We are here in Saskatchewan and when you think of the past premier Brad Wall and the current premier Scott Moe and their opposition to something like carbon pricing, what’s going on there? If it makes economic sense why aren’t they in favour of adopting it?
One of the things that puzzles me is that people who consider themselves conservative ought to see an opportunity here to both protect the environment as they claim that they want to, but also to reduce the taxes most of them have vowed to eliminate.
This is what EcoFiscal is all about, using price-based market based methods to improve environmental outcomes because we think it is also the best way economically. Environmental protection is a classic example of where the conservatives ought to be taking the lead, where they ought to be saying: “Let’s use a price-based approach. Let’s return the revenues in the form of income tax cuts. It’s not about bigger government.” This is a classic conservative songbook.
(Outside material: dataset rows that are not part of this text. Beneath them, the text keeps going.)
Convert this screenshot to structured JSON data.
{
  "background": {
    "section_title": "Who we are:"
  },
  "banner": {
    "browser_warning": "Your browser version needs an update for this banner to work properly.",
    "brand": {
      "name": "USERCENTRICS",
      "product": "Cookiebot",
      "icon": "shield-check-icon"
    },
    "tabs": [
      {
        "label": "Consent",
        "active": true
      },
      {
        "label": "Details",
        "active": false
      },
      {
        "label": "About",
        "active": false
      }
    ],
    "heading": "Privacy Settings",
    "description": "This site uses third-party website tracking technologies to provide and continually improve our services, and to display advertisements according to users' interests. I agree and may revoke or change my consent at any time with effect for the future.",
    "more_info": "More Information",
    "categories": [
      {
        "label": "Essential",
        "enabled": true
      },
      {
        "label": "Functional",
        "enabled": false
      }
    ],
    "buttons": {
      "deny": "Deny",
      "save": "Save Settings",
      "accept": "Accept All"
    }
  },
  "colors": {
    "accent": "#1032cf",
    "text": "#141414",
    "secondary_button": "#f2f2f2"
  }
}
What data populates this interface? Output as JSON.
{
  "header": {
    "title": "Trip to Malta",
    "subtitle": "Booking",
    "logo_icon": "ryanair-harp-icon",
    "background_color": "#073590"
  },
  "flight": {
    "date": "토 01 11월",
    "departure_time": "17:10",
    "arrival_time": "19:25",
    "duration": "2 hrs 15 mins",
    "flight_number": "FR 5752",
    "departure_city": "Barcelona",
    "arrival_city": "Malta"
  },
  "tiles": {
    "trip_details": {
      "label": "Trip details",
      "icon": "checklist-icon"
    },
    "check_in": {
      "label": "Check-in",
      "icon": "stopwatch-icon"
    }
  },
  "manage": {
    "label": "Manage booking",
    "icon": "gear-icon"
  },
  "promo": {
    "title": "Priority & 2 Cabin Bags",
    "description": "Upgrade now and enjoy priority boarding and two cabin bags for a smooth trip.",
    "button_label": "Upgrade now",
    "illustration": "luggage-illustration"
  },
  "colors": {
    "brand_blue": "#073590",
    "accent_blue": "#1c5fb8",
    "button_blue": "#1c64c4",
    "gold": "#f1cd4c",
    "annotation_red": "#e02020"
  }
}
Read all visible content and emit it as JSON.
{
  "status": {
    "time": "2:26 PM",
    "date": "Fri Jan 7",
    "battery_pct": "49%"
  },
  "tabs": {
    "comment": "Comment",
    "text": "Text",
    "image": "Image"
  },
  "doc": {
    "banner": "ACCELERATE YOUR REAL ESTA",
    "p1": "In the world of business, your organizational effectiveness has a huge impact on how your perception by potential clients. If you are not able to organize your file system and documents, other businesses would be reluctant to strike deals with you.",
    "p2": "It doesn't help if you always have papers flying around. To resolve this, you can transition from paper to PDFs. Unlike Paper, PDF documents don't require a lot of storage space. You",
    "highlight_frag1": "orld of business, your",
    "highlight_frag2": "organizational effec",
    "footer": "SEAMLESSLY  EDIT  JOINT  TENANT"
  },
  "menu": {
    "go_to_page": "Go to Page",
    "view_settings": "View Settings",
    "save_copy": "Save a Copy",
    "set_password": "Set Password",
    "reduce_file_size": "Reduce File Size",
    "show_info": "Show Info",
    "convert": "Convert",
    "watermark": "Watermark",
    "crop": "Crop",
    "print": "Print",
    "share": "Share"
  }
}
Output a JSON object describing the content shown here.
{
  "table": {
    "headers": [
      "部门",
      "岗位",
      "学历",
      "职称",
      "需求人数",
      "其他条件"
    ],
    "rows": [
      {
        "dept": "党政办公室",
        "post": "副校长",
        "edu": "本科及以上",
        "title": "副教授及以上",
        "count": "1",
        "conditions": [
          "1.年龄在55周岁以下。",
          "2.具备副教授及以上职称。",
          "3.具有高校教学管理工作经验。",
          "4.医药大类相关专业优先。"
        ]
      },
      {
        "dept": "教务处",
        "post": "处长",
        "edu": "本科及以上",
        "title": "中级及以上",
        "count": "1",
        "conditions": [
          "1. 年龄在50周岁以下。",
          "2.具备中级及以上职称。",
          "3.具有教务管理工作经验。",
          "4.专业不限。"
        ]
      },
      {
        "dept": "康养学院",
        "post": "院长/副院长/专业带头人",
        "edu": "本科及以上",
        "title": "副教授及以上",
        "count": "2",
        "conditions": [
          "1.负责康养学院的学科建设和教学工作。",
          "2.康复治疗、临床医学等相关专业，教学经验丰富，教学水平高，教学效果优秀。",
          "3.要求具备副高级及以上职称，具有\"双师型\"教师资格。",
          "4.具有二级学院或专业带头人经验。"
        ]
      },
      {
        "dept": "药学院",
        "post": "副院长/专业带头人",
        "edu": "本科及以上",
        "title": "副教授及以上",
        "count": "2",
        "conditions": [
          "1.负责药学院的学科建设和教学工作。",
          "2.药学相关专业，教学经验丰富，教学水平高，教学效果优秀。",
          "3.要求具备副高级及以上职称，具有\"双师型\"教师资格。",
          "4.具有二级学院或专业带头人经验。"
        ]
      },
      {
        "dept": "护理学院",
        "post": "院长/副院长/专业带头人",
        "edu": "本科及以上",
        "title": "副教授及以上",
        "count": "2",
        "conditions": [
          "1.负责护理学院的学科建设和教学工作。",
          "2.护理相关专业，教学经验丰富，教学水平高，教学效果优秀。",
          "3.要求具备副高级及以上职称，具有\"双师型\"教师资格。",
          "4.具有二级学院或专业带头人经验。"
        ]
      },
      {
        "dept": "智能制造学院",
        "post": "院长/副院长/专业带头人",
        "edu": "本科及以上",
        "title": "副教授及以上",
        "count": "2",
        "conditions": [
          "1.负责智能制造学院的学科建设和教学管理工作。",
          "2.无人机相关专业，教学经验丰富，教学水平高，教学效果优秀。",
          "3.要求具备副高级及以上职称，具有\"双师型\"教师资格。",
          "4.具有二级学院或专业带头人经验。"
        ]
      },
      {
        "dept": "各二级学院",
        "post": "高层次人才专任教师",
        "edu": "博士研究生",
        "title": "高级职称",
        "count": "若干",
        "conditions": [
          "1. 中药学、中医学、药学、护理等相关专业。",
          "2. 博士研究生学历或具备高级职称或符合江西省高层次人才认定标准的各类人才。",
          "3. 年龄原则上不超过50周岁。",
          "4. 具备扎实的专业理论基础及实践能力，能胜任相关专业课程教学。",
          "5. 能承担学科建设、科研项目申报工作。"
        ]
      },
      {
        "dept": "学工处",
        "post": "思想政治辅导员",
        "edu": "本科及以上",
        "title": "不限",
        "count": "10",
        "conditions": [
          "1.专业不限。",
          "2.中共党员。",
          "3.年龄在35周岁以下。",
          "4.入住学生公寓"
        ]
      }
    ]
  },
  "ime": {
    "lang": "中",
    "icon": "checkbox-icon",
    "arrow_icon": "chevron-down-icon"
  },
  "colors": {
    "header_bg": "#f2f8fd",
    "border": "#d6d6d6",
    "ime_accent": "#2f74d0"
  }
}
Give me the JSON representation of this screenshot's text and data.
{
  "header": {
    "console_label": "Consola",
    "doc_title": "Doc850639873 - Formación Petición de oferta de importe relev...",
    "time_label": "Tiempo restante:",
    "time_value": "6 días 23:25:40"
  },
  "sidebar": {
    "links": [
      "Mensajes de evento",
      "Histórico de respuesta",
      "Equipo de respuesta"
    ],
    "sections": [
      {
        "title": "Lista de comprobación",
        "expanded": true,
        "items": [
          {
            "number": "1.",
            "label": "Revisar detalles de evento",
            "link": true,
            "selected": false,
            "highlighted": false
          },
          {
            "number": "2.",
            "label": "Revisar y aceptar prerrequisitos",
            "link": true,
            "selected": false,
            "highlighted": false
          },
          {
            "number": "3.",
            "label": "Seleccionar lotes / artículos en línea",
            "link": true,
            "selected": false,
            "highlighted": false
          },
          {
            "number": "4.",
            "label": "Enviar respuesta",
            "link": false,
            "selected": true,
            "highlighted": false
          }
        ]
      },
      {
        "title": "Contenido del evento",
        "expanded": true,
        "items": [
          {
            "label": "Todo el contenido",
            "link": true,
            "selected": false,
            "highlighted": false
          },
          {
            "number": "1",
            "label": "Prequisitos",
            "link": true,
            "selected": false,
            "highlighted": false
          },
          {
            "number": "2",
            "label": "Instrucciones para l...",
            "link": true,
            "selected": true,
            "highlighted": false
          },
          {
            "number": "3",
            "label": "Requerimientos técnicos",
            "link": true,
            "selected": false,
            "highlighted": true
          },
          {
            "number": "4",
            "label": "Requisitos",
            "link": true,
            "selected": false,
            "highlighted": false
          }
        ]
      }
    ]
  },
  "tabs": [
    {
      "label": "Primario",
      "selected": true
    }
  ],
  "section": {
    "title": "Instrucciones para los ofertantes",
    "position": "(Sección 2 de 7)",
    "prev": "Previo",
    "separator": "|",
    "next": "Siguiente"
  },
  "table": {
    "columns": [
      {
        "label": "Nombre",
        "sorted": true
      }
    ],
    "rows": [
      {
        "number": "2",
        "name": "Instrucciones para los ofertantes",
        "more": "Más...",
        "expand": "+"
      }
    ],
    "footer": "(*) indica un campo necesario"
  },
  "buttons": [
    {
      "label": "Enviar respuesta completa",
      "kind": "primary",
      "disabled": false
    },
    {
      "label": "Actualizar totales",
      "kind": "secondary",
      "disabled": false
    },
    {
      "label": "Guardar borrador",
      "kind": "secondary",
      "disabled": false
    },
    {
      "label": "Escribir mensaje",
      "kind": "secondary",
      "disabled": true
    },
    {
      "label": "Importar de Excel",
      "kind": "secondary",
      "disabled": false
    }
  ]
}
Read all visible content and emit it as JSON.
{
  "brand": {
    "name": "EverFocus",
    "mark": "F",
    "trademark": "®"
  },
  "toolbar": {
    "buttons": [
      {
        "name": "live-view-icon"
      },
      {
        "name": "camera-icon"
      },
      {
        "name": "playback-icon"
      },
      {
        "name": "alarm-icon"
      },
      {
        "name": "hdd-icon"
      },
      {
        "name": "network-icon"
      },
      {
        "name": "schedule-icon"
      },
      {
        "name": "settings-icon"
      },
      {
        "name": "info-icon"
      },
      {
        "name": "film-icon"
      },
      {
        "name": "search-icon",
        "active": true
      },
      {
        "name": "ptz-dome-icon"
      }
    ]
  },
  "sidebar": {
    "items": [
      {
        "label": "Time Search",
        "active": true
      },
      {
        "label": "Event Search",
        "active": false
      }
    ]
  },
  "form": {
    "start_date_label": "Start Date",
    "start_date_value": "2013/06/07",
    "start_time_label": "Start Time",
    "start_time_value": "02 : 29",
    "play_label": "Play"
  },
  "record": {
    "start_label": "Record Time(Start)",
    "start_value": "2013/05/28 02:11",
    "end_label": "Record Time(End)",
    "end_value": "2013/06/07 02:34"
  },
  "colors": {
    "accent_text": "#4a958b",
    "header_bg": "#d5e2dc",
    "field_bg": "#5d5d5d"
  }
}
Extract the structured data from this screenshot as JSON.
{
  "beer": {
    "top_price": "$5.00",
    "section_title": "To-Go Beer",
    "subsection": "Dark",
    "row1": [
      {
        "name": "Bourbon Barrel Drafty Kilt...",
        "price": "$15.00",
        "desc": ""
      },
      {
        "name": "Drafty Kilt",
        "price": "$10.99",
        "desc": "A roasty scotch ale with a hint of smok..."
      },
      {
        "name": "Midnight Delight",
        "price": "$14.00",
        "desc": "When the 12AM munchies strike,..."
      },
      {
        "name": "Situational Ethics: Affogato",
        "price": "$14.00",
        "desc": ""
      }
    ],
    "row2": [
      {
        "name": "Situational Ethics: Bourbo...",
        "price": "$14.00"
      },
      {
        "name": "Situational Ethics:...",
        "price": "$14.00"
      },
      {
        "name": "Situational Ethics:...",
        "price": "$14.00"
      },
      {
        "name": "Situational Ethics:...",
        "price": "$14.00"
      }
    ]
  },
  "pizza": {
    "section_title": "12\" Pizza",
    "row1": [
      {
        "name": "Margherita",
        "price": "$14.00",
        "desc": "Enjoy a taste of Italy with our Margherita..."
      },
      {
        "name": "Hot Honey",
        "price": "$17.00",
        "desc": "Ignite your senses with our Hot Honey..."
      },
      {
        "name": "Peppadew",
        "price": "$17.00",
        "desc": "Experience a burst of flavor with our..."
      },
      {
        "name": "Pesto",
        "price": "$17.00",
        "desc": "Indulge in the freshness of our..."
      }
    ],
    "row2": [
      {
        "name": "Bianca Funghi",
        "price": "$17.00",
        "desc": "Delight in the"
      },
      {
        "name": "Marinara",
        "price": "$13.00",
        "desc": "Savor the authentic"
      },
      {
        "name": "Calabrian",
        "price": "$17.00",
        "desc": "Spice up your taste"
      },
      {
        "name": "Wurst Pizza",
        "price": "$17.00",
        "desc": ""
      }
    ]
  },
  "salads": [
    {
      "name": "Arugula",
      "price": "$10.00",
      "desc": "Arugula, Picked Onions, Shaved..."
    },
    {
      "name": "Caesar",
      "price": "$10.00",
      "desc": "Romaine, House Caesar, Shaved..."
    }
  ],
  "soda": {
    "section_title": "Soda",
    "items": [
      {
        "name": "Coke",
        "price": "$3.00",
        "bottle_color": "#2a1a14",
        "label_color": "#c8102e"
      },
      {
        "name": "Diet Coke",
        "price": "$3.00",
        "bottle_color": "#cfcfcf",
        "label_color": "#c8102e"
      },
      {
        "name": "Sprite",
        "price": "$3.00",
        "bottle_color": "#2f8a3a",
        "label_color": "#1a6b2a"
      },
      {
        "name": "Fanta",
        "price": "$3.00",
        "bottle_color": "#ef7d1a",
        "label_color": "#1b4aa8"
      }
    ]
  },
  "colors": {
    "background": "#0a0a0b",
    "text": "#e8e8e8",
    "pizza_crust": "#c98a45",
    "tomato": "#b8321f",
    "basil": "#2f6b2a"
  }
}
But they are not singing it..
They are not doing it. So why aren’t they doing it? I’m just a simple prairie boy and I’m confused…I look at Scott Moe, Jason Kenney, and Doug Ford and it’s even true with the federal Conservatives: none of them are denying that we need to reduce greenhouse gases, but they are against a carbon tax. So my question is: what do they have up their sleeves? I suspect whatever plan they have it is going to cost us more.
You’ve said that you are a conservative but you no longer recognize what the conservatives are. What do you mean by that?
I’ve long been somebody who believes in the power of markets, and that policy should recognize and work with the power of markets wherever possible. I don’t think that markets are always and everywhere wonderful, but I think they are very efficient way to organize economic life. To me that is a perfectly sensible point of view and there’s no nastiness or lack of compassion in it.
Increasingly I see among people who call themselves conservatives in this country and others…I see less of a commitment to relatively free markets, I see growing nastiness and often a lack of compassion, and in some cases an unwillingness to recognize what the facts appear to be. And those three things to me are different than it used to be.